Decent pip caching on GitHub Actions

GitHub Actions has support for preserving the pip cache across builds, but, due to the fact that the GHA cache is not updated on an exact key match, caching the pip cache only works optimally if one’s repository contains a lock file giving the exact versions of all build & test dependencies in use. It’s my understanding (I could be wrong) that lock files generally shouldn’t be committed to repositories, and generating a lock file as part of a build requires downloading the relevant files from PyPI before cache restoration can even take place, defeating the point of the GHA cache.

The best way I’ve found so far to manage caching of the pip cache is this suggestion, which has one create a separate GHA cache for each run; the most recent cache is then restored at the start of each run and, and at the end of the run, the cache is saved with updates in a new GHA cache. This results in a series of ever-growing (mostly duplicate) caches being created until you hit the 5 GB limit, at which point old caches begin getting deleted. This could be better.

Has anyone figured out a decent setup for caching the pip cache on GitHub Actions?

Lock files should definitely be committed to repositories! That’s the only way of sharing the set of versions you’re saying work.

Here’s an example, which I’m reasonably sure I just copied from some documentation: til/publish.yml at main · Julian/til · GitHub

Lock files should definitely be committed to repositories! That’s the only way of sharing the set of versions you’re saying work.

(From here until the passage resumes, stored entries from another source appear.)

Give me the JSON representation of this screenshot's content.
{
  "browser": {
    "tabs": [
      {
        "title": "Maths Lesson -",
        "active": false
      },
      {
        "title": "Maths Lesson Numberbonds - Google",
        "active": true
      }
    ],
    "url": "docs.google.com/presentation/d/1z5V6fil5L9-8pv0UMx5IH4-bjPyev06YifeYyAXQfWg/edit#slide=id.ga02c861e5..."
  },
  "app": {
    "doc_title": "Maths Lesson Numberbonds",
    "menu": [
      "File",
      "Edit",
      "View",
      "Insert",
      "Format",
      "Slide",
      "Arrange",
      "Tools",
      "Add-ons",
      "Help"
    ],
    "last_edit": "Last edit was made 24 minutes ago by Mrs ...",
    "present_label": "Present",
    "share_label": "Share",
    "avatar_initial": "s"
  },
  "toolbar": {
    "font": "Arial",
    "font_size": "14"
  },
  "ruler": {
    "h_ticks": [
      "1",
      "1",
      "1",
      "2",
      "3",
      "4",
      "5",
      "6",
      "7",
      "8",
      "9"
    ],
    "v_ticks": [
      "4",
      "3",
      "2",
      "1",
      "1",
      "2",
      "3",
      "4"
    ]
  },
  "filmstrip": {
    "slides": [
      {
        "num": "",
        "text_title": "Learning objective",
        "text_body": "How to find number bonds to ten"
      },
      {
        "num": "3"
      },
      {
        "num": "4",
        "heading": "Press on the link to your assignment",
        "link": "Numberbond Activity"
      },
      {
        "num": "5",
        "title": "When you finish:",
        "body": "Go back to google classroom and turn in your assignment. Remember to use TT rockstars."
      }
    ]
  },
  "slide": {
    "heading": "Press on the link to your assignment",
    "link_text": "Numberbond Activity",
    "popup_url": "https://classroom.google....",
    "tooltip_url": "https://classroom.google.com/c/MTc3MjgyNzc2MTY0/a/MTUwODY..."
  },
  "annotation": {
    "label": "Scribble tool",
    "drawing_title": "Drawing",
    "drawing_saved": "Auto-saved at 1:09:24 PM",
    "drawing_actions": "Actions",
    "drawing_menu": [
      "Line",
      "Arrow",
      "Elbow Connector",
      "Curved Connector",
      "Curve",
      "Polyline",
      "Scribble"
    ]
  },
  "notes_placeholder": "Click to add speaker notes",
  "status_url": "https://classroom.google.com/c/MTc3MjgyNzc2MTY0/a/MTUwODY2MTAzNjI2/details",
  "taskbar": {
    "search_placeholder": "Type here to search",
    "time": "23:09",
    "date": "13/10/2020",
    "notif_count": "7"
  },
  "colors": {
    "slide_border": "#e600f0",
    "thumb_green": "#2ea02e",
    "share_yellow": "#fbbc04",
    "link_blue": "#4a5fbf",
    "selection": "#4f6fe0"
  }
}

Perhaps I should clarify: I’m talking about building Python libraries, with requirements in setup.cfg and tox.ini files, not Pelican sites. When I declare a version range in setup.cfg, I’m claiming that my library works with that entire range, and if there’s a version in that range for which it doesn’t work, I want to hear about it. I honestly don’t understand why one would want to use a lockfile when developing a library.

1 Like

IMHO there’s a clear distinction you should make first. Are we talking about an application or a library. If it’s an application you should pin all your dependencies and periodically upgrade. you should commit your lock file. If it’s a library you might want to get notified when due to your dependencies you break, in which case you probably shouldn’t create/committ a lock file. In this case you will pay with no cache on GitHub, but perhaps getting notified right away when a dependency breaks you is worth the trade-off. As usual choose the right solution for the right case, there’s no universal truth.

PS. One day GitHub will allow to update the cache, but until then no great solution in sight, just workarounds.

Certainly agree if you’re talking about a library not an app you generally wouldn’t have a lockfile.

I do think if you’d like you can try having a cache anyhow and stash some local versions of libraries in it (hashed on your setup.cfg) – it won’t fully save you if newer versions are available, but it’ll likely save some downloading for any package that isn’t the case for (so pip should hit PyPI, see that the version is up to date, and not download it again because it finds that artifact locally). But I haven’t bothered personally with that, for libraries I maintain, downloading dependencies isn’t a terribly long part of their CI runs.

I was looking in to this a while back. Remember that not all requirements need to be cached: you can still speed up installation time by using a static cache key

Not quite. Certainly, there’s an argument for lock-files being overkill for smaller projects, they do help with ensuring a consistent environment for development and testing, and for application usage. Really, the only time I wouldn’t use them is with end-user usage of libraries

I’m not sure that’s true. From my understanding the key for the cache in GHA simply controls whether that cache is used elsewhere. There’s still a post-run action for the cache action to update the cache if any changes are made. So if you’re caching your pip cache directory it will still have the desired effect of caching what was downloaded from PyPI even if your requirements.txt file doesn’t change while what gets pulled in does.

There’s still a post-run action for the cache action to update the cache if any changes are made.

Not quite. The cache is not updated if there’s an exact key hit; it’s only updated if the cache action falls back to using one of the restore keys. Thus, if your cache key is based solely on a hash of your (non-pinned) requirements.txt, and your requirements.txt doesn’t change, but a new version of a dependency is released, that new dependency won’t be added to the GHA cache, and pip will still have to download it on every run.

1 Like